RNA immunoprecipitation (RIP)

Cells were harvested for nuclear isolation before incubating with m6A antibody for 4 h at 4 °C in 1× immunoprecipitation buffer supplemented with RNase inhibitors. Prewashed protein A/G magnetic beads (30 μL) were added and incubated overnight at 4 °C. After washing 3 times and incubating with proteinase K digestion buffer, RNA was finally extracted using phenol-chloroform and analyzed by qPCR.

RNA pulldown assay

Briefly, the in vitro biotin-labelled RNAs were transcribed with 10 × Biotin RNA labeling mix (Roche, cat# 1165597910) and T7 enzyme mix (New England Biolabs, cat# M0251S), and heated at 65 °C for 5 min. Samples were cooled to room temperature to form the proper secondary structure in the presence of 10 mM HEPES, 10 mM MgCl2 and 0.1 M NaCl. The RNAs were then incubated with Streptavidin Magnetic Beads (Beyotime Biotechnology, cat# P2151) for 15–30 minutes at room temperature with agitation. Protein lysates were then mixed with the RNA-beads complex for 30–60 minutes at 4 °C with agitation or rotation. The pulldown complexes were then washed and boiled at 95–100 °C for 5–10 minutes, followed by immunoblotting.

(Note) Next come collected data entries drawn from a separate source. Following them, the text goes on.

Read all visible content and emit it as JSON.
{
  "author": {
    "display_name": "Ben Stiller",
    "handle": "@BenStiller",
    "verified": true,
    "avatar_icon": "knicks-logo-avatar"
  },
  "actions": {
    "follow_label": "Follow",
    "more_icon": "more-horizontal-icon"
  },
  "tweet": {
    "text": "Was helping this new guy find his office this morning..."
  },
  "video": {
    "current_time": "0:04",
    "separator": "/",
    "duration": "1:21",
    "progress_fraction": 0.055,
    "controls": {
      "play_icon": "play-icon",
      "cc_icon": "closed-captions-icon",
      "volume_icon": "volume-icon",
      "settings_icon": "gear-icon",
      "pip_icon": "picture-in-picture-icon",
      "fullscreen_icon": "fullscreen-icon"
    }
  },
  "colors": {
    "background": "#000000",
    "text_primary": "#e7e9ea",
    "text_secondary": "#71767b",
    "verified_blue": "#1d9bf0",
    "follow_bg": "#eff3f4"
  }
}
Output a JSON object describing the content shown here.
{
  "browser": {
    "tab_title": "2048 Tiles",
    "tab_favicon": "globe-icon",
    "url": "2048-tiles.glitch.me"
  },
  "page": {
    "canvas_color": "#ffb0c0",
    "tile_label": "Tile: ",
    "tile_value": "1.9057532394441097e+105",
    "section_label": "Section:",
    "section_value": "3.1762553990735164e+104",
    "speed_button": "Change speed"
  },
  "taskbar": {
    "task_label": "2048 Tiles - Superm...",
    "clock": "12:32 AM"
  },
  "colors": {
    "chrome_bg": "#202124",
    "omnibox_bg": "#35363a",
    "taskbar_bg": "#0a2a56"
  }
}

Chromatin immunoprecipitation (ChIP) assays

Chromatin immunoprecipitation assay was performed using a ChIP kit (Millipore Corp.) following the manufacturer’s protocol. Firstly, after being cross-linked with 1% formaldehyde, DLD-1 or SW480 cells (1 × 107) were sonicated at 30% maximum power for 8 min (5 s pulse after every 10 s). Supernatants were transferred into a new tube for immunoprecipitation with 1 μg of specific antibodies or IgG antibody after centrifugation at 15000×g for 10 min. The target protein and their binding DNA complex was sedimented using prewashed agarose beads (GE Healthcare, cat# 17–0963-03). After elution and purification, DNA was analyzed by RT-qPCR. Primers used in ChIP-qPCR are listed in Supplementary Table S2.

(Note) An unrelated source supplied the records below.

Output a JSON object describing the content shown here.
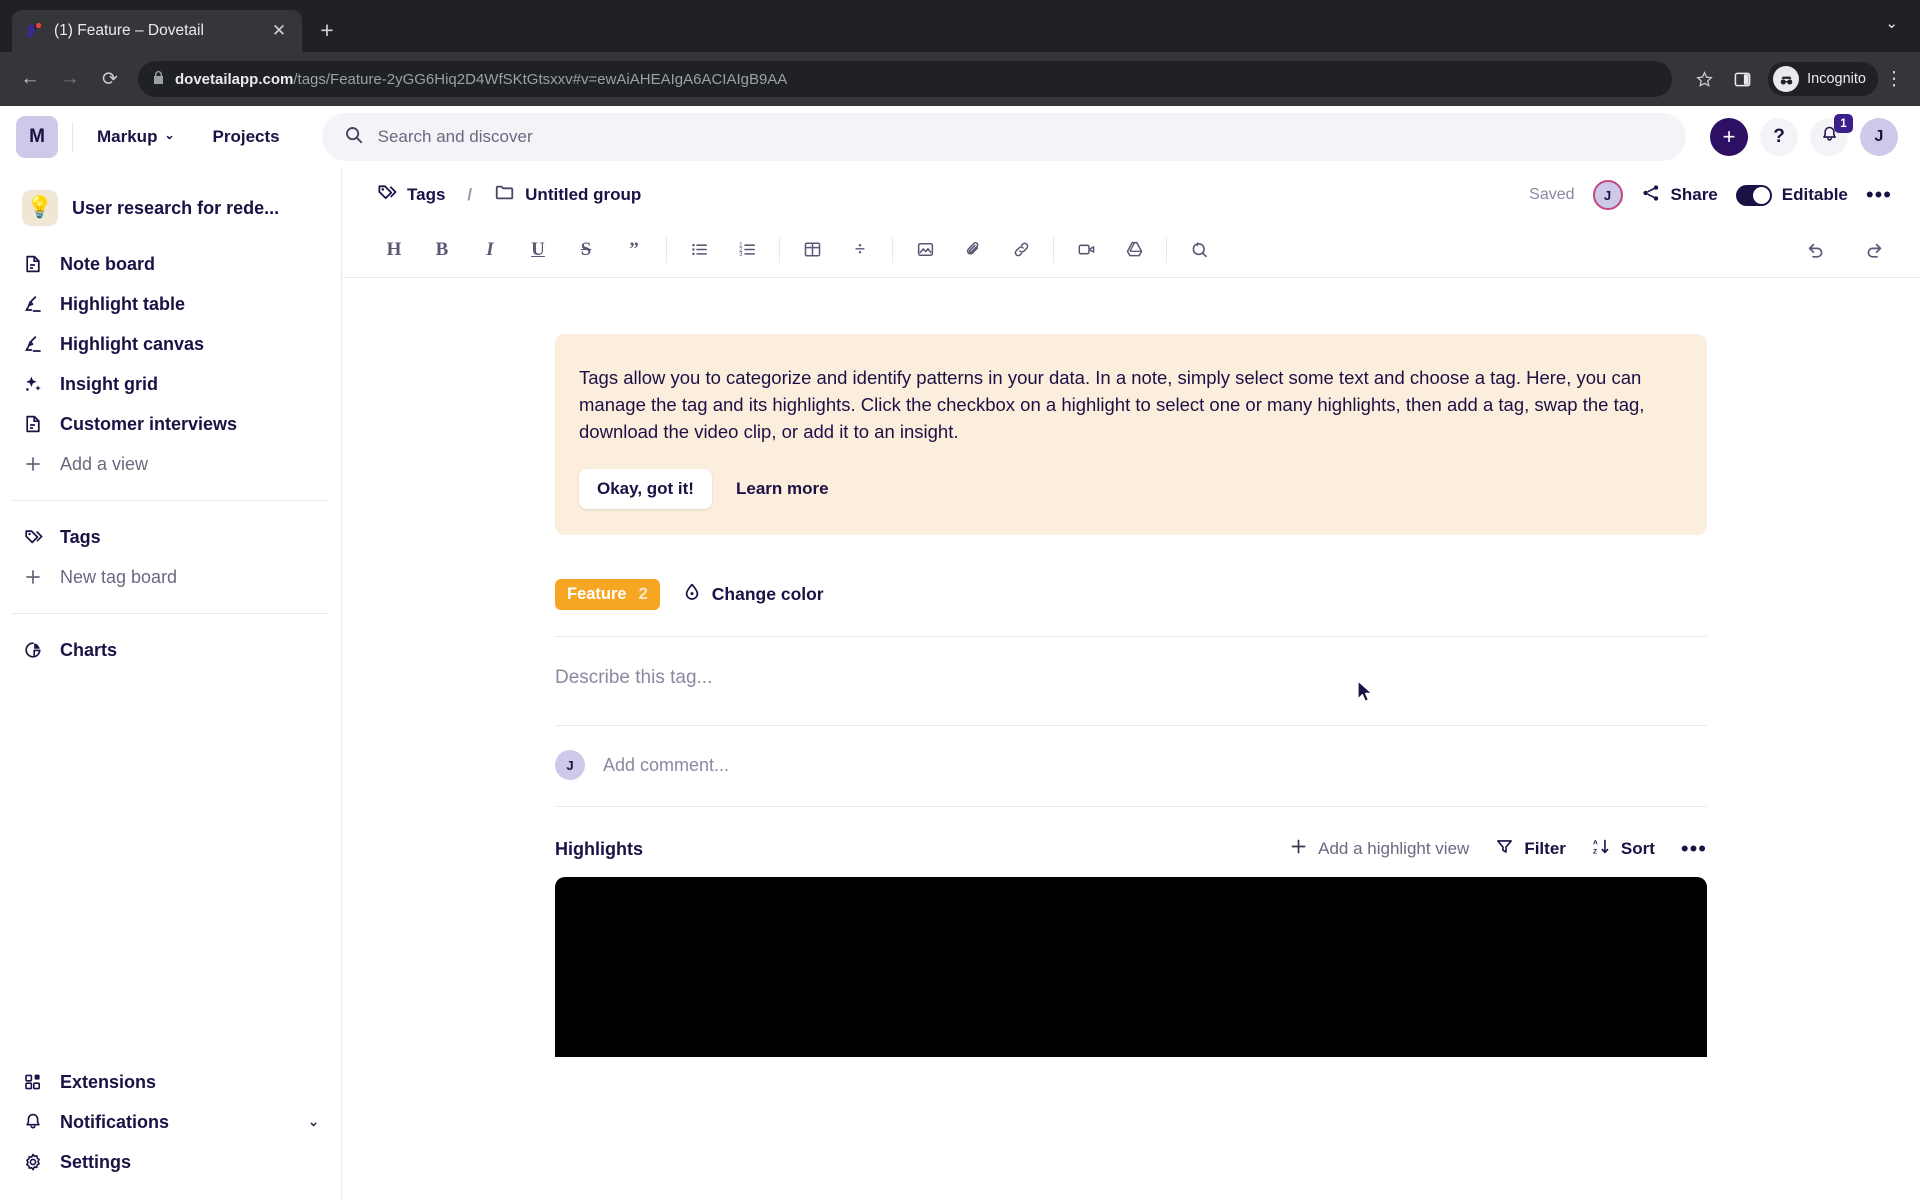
{
  "browser": {
    "tab_title": "(1) Feature – Dovetail",
    "tab_close_glyph": "✕",
    "new_tab_glyph": "+",
    "tablist_caret_glyph": "⌄",
    "back_glyph": "←",
    "forward_glyph": "→",
    "reload_glyph": "⟳",
    "lock_glyph": "🔒",
    "url_domain": "dovetailapp.com",
    "url_path": "/tags/Feature-2yGG6Hiq2D4WfSKtGtsxxv#v=ewAiAHEAIgA6ACIAIgB9AA",
    "profile_label": "Incognito",
    "menu_glyph": "⋮"
  },
  "header": {
    "workspace_initial": "M",
    "workspace_label": "Markup",
    "workspace_caret": "⌄",
    "projects_label": "Projects",
    "search_placeholder": "Search and discover",
    "create_glyph": "+",
    "help_glyph": "?",
    "notification_count": "1",
    "user_initial": "J"
  },
  "sidebar": {
    "project_name": "User research for rede...",
    "project_emoji": "💡",
    "views": [
      {
        "label": "Note board",
        "icon": "document-icon"
      },
      {
        "label": "Highlight table",
        "icon": "highlighter-icon"
      },
      {
        "label": "Highlight canvas",
        "icon": "highlighter-icon"
      },
      {
        "label": "Insight grid",
        "icon": "sparkle-icon"
      },
      {
        "label": "Customer interviews",
        "icon": "document-icon"
      }
    ],
    "add_view_label": "Add a view",
    "tags_label": "Tags",
    "new_tag_board_label": "New tag board",
    "charts_label": "Charts",
    "bottom": [
      {
        "label": "Extensions",
        "icon": "extensions-icon",
        "chevron": ""
      },
      {
        "label": "Notifications",
        "icon": "bell-icon",
        "chevron": "⌄"
      },
      {
        "label": "Settings",
        "icon": "gear-icon",
        "chevron": ""
      }
    ]
  },
  "doc_header": {
    "crumb_root": "Tags",
    "crumb_sep": "/",
    "crumb_group": "Untitled group",
    "saved_label": "Saved",
    "presence_initial": "J",
    "share_label": "Share",
    "editable_label": "Editable",
    "more_glyph": "•••"
  },
  "toolbar": {
    "items": [
      {
        "name": "heading-icon",
        "glyph": "H",
        "type": "text"
      },
      {
        "name": "bold-icon",
        "glyph": "B",
        "type": "text"
      },
      {
        "name": "italic-icon",
        "glyph": "I",
        "type": "text"
      },
      {
        "name": "underline-icon",
        "glyph": "U",
        "type": "text"
      },
      {
        "name": "strikethrough-icon",
        "glyph": "S",
        "type": "text"
      },
      {
        "name": "blockquote-icon",
        "glyph": "”",
        "type": "text"
      },
      {
        "name": "bullet-list-icon",
        "glyph": "",
        "type": "svg"
      },
      {
        "name": "numbered-list-icon",
        "glyph": "",
        "type": "svg"
      },
      {
        "name": "table-icon",
        "glyph": "",
        "type": "svg"
      },
      {
        "name": "divider-icon",
        "glyph": "÷",
        "type": "text"
      },
      {
        "name": "image-icon",
        "glyph": "",
        "type": "svg"
      },
      {
        "name": "attachment-icon",
        "glyph": "",
        "type": "svg"
      },
      {
        "name": "link-icon",
        "glyph": "",
        "type": "svg"
      },
      {
        "name": "video-icon",
        "glyph": "",
        "type": "svg"
      },
      {
        "name": "google-drive-icon",
        "glyph": "",
        "type": "svg"
      },
      {
        "name": "search-replace-icon",
        "glyph": "",
        "type": "svg"
      }
    ],
    "undo_glyph": "↺",
    "redo_glyph": "↻"
  },
  "banner": {
    "text": "Tags allow you to categorize and identify patterns in your data. In a note, simply select some text and choose a tag. Here, you can manage the tag and its highlights. Click the checkbox on a highlight to select one or many highlights, then add a tag, swap the tag, download the video clip, or add it to an insight.",
    "primary_label": "Okay, got it!",
    "secondary_label": "Learn more",
    "background_color": "#fbeedd"
  },
  "tag": {
    "name": "Feature",
    "count": "2",
    "color": "#f5a623",
    "change_color_label": "Change color"
  },
  "content": {
    "describe_placeholder": "Describe this tag...",
    "comment_avatar_initial": "J",
    "comment_placeholder": "Add comment..."
  },
  "highlights": {
    "title": "Highlights",
    "add_view_label": "Add a highlight view",
    "filter_label": "Filter",
    "sort_label": "Sort",
    "more_glyph": "•••",
    "add_glyph": "+"
  }
}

TCGA analysis and RNAseq analysis

Gene expression data and the corresponding clinical information were obtained from TCGA repository using the *GDCquery* function of the TCGAbiolinks R package as well as a recent updated clinical data resource [35]. LncRNAs upregulated in CRC were analyzed using DESeq2 R package (log2FoldChange > 0.5 & padj< 0.05). The hypoxia signature score was calculated based on a gene set as previously described [36] using ‘ssgsea’ method of the GSVA R package, and correlations with each lncRNAs were analyzed by Pearson Correlation (coefficient > 0.15 & padj < 0.05). For the survival and kaplan-meier analysis, patients were stratified into two groups (high & low expression) using surv_cutpoint and surv_categorize function of the survminer R package and the progression-free survival was analyzed.

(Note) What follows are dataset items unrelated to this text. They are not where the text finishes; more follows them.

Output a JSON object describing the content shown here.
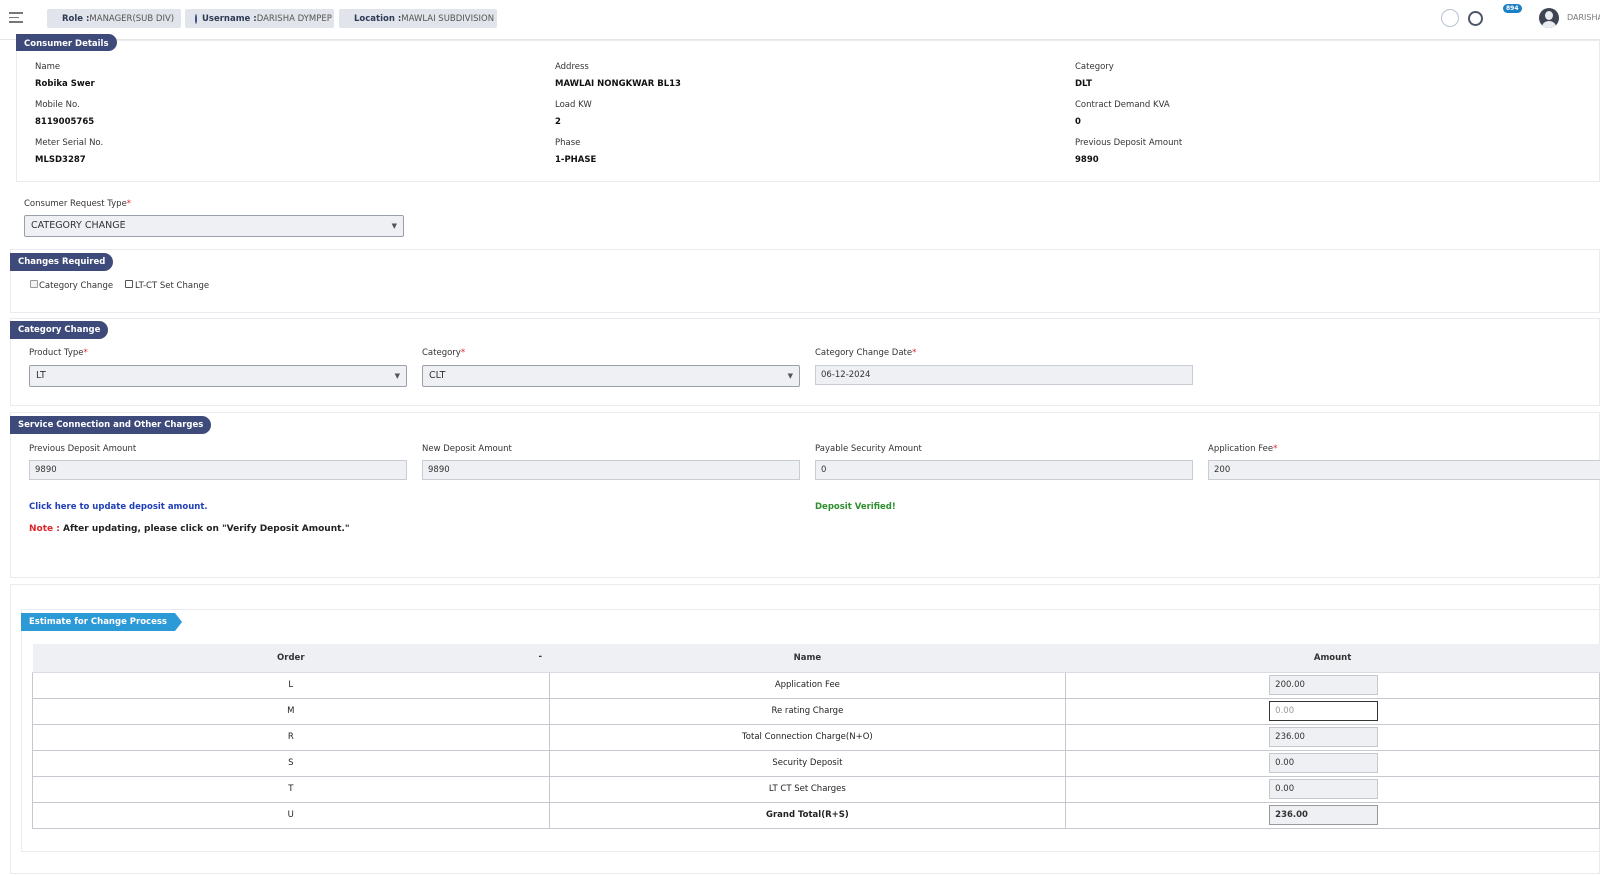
{
  "topbar": {
    "role_label": "Role :",
    "role_value": "MANAGER(SUB DIV)",
    "username_label": "Username :",
    "username_value": "DARISHA DYMPEP",
    "location_label": "Location :",
    "location_value": "MAWLAI SUBDIVISION",
    "notification_count": "894",
    "user_display": "DARISHA"
  },
  "consumer": {
    "section_title": "Consumer Details",
    "name_label": "Name",
    "name_value": "Robika Swer",
    "address_label": "Address",
    "address_value": "MAWLAI NONGKWAR BL13",
    "category_label": "Category",
    "category_value": "DLT",
    "mobile_label": "Mobile No.",
    "mobile_value": "8119005765",
    "load_label": "Load KW",
    "load_value": "2",
    "contract_label": "Contract Demand KVA",
    "contract_value": "0",
    "meter_label": "Meter Serial No.",
    "meter_value": "MLSD3287",
    "phase_label": "Phase",
    "phase_value": "1-PHASE",
    "prev_deposit_label": "Previous Deposit Amount",
    "prev_deposit_value": "9890"
  },
  "request": {
    "label": "Consumer Request Type",
    "value": "CATEGORY CHANGE"
  },
  "changes": {
    "section_title": "Changes Required",
    "opt1": "Category Change",
    "opt2": "LT-CT Set Change"
  },
  "category_change": {
    "section_title": "Category Change",
    "product_type_label": "Product Type",
    "product_type_value": "LT",
    "category_label": "Category",
    "category_value": "CLT",
    "date_label": "Category Change Date",
    "date_value": "06-12-2024"
  },
  "charges": {
    "section_title": "Service Connection and Other Charges",
    "prev_label": "Previous Deposit Amount",
    "prev_value": "9890",
    "new_label": "New Deposit Amount",
    "new_value": "9890",
    "payable_label": "Payable Security Amount",
    "payable_value": "0",
    "fee_label": "Application Fee",
    "fee_value": "200",
    "update_link": "Click here to update deposit amount.",
    "verified": "Deposit Verified!",
    "note_key": "Note :",
    "note_text": " After updating, please click on \"Verify Deposit Amount.\""
  },
  "estimate": {
    "section_title": "Estimate for Change Process",
    "col_order": "Order",
    "col_sort": "-",
    "col_name": "Name",
    "col_amount": "Amount",
    "rows": [
      {
        "order": "L",
        "name": "Application Fee",
        "amount": "200.00"
      },
      {
        "order": "M",
        "name": "Re rating Charge",
        "amount": "0.00"
      },
      {
        "order": "R",
        "name": "Total Connection Charge(N+O)",
        "amount": "236.00"
      },
      {
        "order": "S",
        "name": "Security Deposit",
        "amount": "0.00"
      },
      {
        "order": "T",
        "name": "LT CT Set Charges",
        "amount": "0.00"
      },
      {
        "order": "U",
        "name": "Grand Total(R+S)",
        "amount": "236.00"
      }
    ]
  }
}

Total RNA was extracted using TRIzol (Invitrogen, Carlsbad, CA, USA). RNA-sequencing analysis was performed at Novogene (Tianjin, China). TCGA data was downloaded and extracted using TCGAbiolinks v.2.22. The rlog transformation and differential expression analysis were performed using DESeq2 v.1.34. The differentially expressed genes (Padj ≤0.05 and log2 (fold change) ≥ 0.5) were subjected to enriched biological pathways analysis using DAVID bioinformatic Resources (2021 Update). Enriched pathways were visualized using clusterProfiler v.4.22 and ComplexHeatmap v.2.10.

Statistics

All data were from at least three independent experiments and presented as the mean ± SD. The P value was calculated using GraphPad (version 9). P < 0.05 was considered statistically significant. Comparisons between two groups and repeated measurements over a period of time were performed by two-tailed Student t test, one-way analysis of variance (ANOVA) or two-way ANOVA. Correlation between two independent groups were performed using Pearson’s Chi-square test. Kaplan-Meier method were used to generate survival curves.